Financial News

5 Trends You Need to Know This Quarter

 

The global financial markets are like a machine, and each asset class acts as a cog that twists and turns each cycle. Today, there are a few key trends that investors should be aware of before the quarter ends to help them consider the best themes for growing their wealth.

Each step of the machine’s makeup contains actionable steps for investors to follow and rotate some of their capital in and out of respective asset classes. Broader market participants and even Wall Street analysts are aware of these trends, which could start with the Federal Reserve’s potential push to cut interest rates this year.

Because the price of money is typically driven by interest rates, a first sensible step for investors is to figure out where commodities (quoted in U.S. dollars) could be headed and how everything else may follow. For this first step, consider Hess Co. (NYSE: HES). Oil’s new yearly high could have an interesting effect on the iShares 20+ Year Treasury Bond ETF (NASDAQ: TLT).

Kickstarting the Machine: Oil and Bonds

The FedWatch tool at the CME Group Inc. says traders priced in these potential cuts by September 2024. Potentially lower interest rates could lower the value of the dollar index, bringing the price per barrel higher.
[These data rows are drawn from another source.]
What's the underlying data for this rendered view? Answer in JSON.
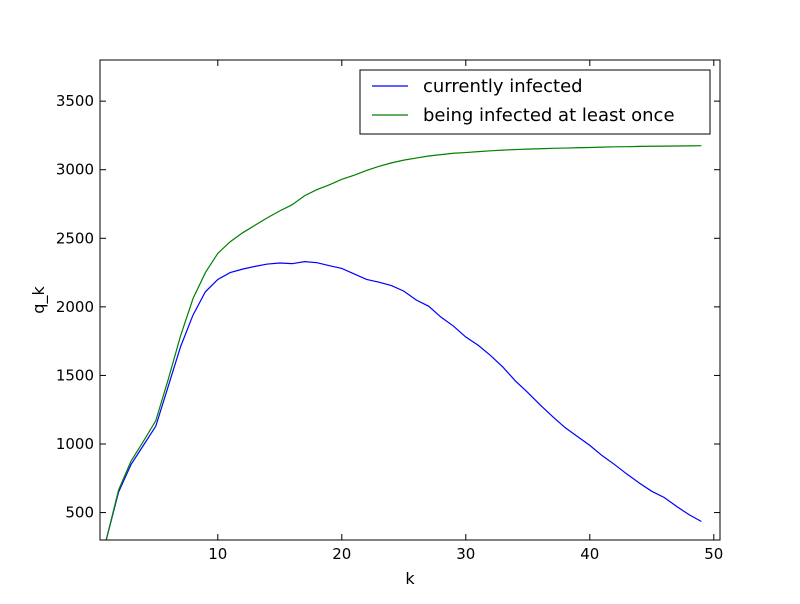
{
  "chart_data": {
    "type": "line",
    "title": "",
    "xlabel": "k",
    "ylabel": "q_k",
    "xlim": [
      0.5,
      50.5
    ],
    "ylim": [
      300,
      3800
    ],
    "xticks": [
      10,
      20,
      30,
      40,
      50
    ],
    "yticks": [
      500,
      1000,
      1500,
      2000,
      2500,
      3000,
      3500
    ],
    "grid": false,
    "legend": {
      "location": "upper right"
    },
    "x": [
      1,
      2,
      3,
      4,
      5,
      6,
      7,
      8,
      9,
      10,
      11,
      12,
      13,
      14,
      15,
      16,
      17,
      18,
      19,
      20,
      21,
      22,
      23,
      24,
      25,
      26,
      27,
      28,
      29,
      30,
      31,
      32,
      33,
      34,
      35,
      36,
      37,
      38,
      39,
      40,
      41,
      42,
      43,
      44,
      45,
      46,
      47,
      48,
      49
    ],
    "series": [
      {
        "name": "currently infected",
        "color": "#0000ff",
        "values": [
          300,
          650,
          850,
          990,
          1130,
          1420,
          1710,
          1940,
          2110,
          2200,
          2250,
          2275,
          2295,
          2312,
          2320,
          2315,
          2330,
          2322,
          2300,
          2280,
          2240,
          2200,
          2180,
          2155,
          2115,
          2050,
          2005,
          1925,
          1860,
          1780,
          1720,
          1645,
          1560,
          1460,
          1375,
          1285,
          1200,
          1120,
          1055,
          990,
          915,
          850,
          780,
          715,
          655,
          610,
          545,
          485,
          435
        ]
      },
      {
        "name": "being infected at least once",
        "color": "#008000",
        "values": [
          300,
          665,
          875,
          1020,
          1170,
          1470,
          1790,
          2060,
          2250,
          2390,
          2475,
          2540,
          2595,
          2650,
          2700,
          2745,
          2810,
          2855,
          2890,
          2930,
          2960,
          2995,
          3025,
          3050,
          3070,
          3085,
          3100,
          3110,
          3120,
          3125,
          3132,
          3138,
          3143,
          3147,
          3150,
          3153,
          3156,
          3158,
          3160,
          3162,
          3165,
          3167,
          3168,
          3170,
          3171,
          3172,
          3173,
          3174,
          3175
        ]
      }
    ]
  }
}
Reaching a near nine-month high, oil trends may have currently priced in these cuts.

Finding the right oil trade could be treacherous, so here is what Wall Street likes. The integrated oil and gas industry is projected to grow its earnings per share (EPS) by an average rate of 11% this year. In contrast, Hess analysts think Hess could push out 32%.

Knowing that growth will be the main focus in these uncertain times, Mizuho Financial Group Inc. boosted its price target on Hess up to $205 a share, calling for a 30% upside from today’s prices. More than that, The PNC Financial Services Group Inc. bought up to $373,100 worth of Hess stock in the past quarter.

Hess stock trades at 94% of its 52-week high, so momentum has already started for energy stocks. Next in line are bonds, which have attracted few buyers to push their yields down and reflect the potential Fed cuts.

Because of this, the iShares bond ETF trades at roughly $90 a share, a price not seen since 2011. Because bond prices move opposite to yields, investors could catch this ETF at a cyclical low and ride it higher when the Fed throws in the towel and cuts rates.

American Manufacturing is in Play

Because the dollar is set to decline, American exports may become more attractive to foreign buyers. The February ISM manufacturing PMI report recorded export orders at 6.4% higher than the previous month as the sector prepares itself for the coming export activity.

The Japanese steel giant Nippon Steel (OTCMKTS: NISTF), placed a bid in December 2023 to buy out United States Steel Co. (NYSE: X) for $14.9 billion. Now that the Japanese Yen is at a 30-year low against the dollar, buying an American manufacturing firm seems like the cyclical choice.

Another name to remember is Entegris Inc. (NASDAQ: ENTG). This one is looking to grow its EPS by 36% in the next 12 months, riding on the back of the CHIPS and Science Act mission to onshore semiconductor manufacturing in the U.S.

It’s All About the Consumer

Now that U.S. consumer sentiment is at a 3-year high, stocks that enable consumer spending could see a new leg higher. This time, names like Simon Property Group Inc. (NYSE: SPG) afford inflation-beating dividends to sponsor shareholders through this new cycle.

Even after rallying 32% in the past year, Simon Property (a mall owner-operator) still pays a 5.3% dividend yield. Also, its P/E valuation of 20.8x puts it at more than 50% below the real estate investment trust (REIT) industry’s 44.5x multiple.

Over the past quarter, Morgan Stanley and The Goldman Sachs Group Inc. analysts boosted their price targets on the stock. Despite stubborn inflation rates in the U.S., the prospect of potentially lower rates has investors excited about this consumer discretionary play.

The A.I. Race

And who can remember the technology stocks bringing indexes to all-time highs? After carrying the crown for a while, Nvidia Co. (NASDAQ: NVDA) is beginning to raise questions about whether its price is overextended.

After assigning $11 billion to Taiwan Semiconductor Manufacturing Co. (NYSE: TSM), the U.S. government inherently expressed its preference – and confidence – for TSMC to carry out its plan for onshore semiconductor manufacturing.

TSMC is set to grow its EPS by 24% this year, nearly twice the 13% projection for Nvidia. TSMC still trades at a P/E of 28.4x, 68% below Nvidia’s 75.4x valuation.

Over the past 12 months, TSMC stock underperformed Nvidia by as much as 173%, a gap that the favored fundamentals and U.S. backing may fill.